Laccases have been in the spotlight due to its capability to catalyse electrocatalytic reactions. Its ability to reduce water to oxygen has made it more bio-compatible than majority of electrocatalysts. The exploitation of such biocatalysts via protein engineering and biotechnological techniques have rendered a significant breakthrough in the field of electrocatalysis. This review aims to provide a comprehensive overview of the various laccase-driven electrocatalytic reactions. Structural and functional features of laccases that contribute towards the electron transfer mechanism and reduction potential have been meticulously described.
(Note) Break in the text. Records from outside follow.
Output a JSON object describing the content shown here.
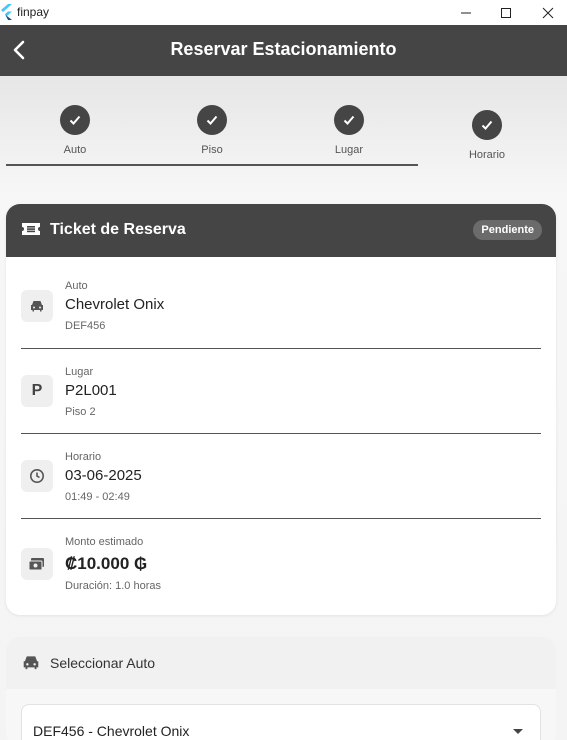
{
  "window": {
    "title": "finpay"
  },
  "appbar": {
    "title": "Reservar Estacionamiento"
  },
  "stepper": {
    "steps": [
      {
        "label": "Auto"
      },
      {
        "label": "Piso"
      },
      {
        "label": "Lugar"
      },
      {
        "label": "Horario"
      }
    ]
  },
  "ticket": {
    "title": "Ticket de Reserva",
    "status": "Pendiente",
    "auto": {
      "label": "Auto",
      "value": "Chevrolet Onix",
      "sub": "DEF456"
    },
    "lugar": {
      "label": "Lugar",
      "value": "P2L001",
      "sub": "Piso 2",
      "icon_letter": "P"
    },
    "horario": {
      "label": "Horario",
      "value": "03-06-2025",
      "sub": "01:49 - 02:49"
    },
    "monto": {
      "label": "Monto estimado",
      "value": "₡10.000 ₲",
      "sub": "Duración: 1.0 horas"
    }
  },
  "select_auto": {
    "title": "Seleccionar Auto",
    "selected": "DEF456 - Chevrolet Onix"
  },
  "colors": {
    "primary": "#454545",
    "background": "#f4f4f4"
  }
}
Tailoring of laccase affords an excellent prospect for its application in diverse fields like, biocathode fabrication for enzymatic biofuel cells, biosensors, and electrocatalytic reactions like water splitting. The substantial knowledge of enzyme engineering, primarily through site directed mutagenesis is propitious for the design of optimal bioelectrocatalyst. This review seeks to provide an insight for the optimisation of electrocatalytic properties of laccase thereby broadening the horizon for the development of resilient and biocompatible bioelectrocatalyst.

漆酶因其催化电催化反应的能力而备受关注。其将水还原为氧气的能力使其比大多数电催化剂更具生物相容性。通过蛋白质工程和生物技术开发这种生物催化剂，在电催化领域取得了重大突破。本综述旨在全面概述各种漆酶驱动的电催化反应。已经详细描述了有助于电子转移机制和还原电位的漆酶的结构和功能特征。漆酶的定制为其在酶生物燃料电池的生物阴极制造、生物传感器和水分解等电催化反应等不同领域的应用提供了良好的前景。酶工程的大量知识，主要是通过定点诱变，有利于设计最佳的生物电催化剂。本综述旨在为优化漆酶的电催化性能提供见解，从而拓宽开发弹性和生物相容性生物电催化剂的视野。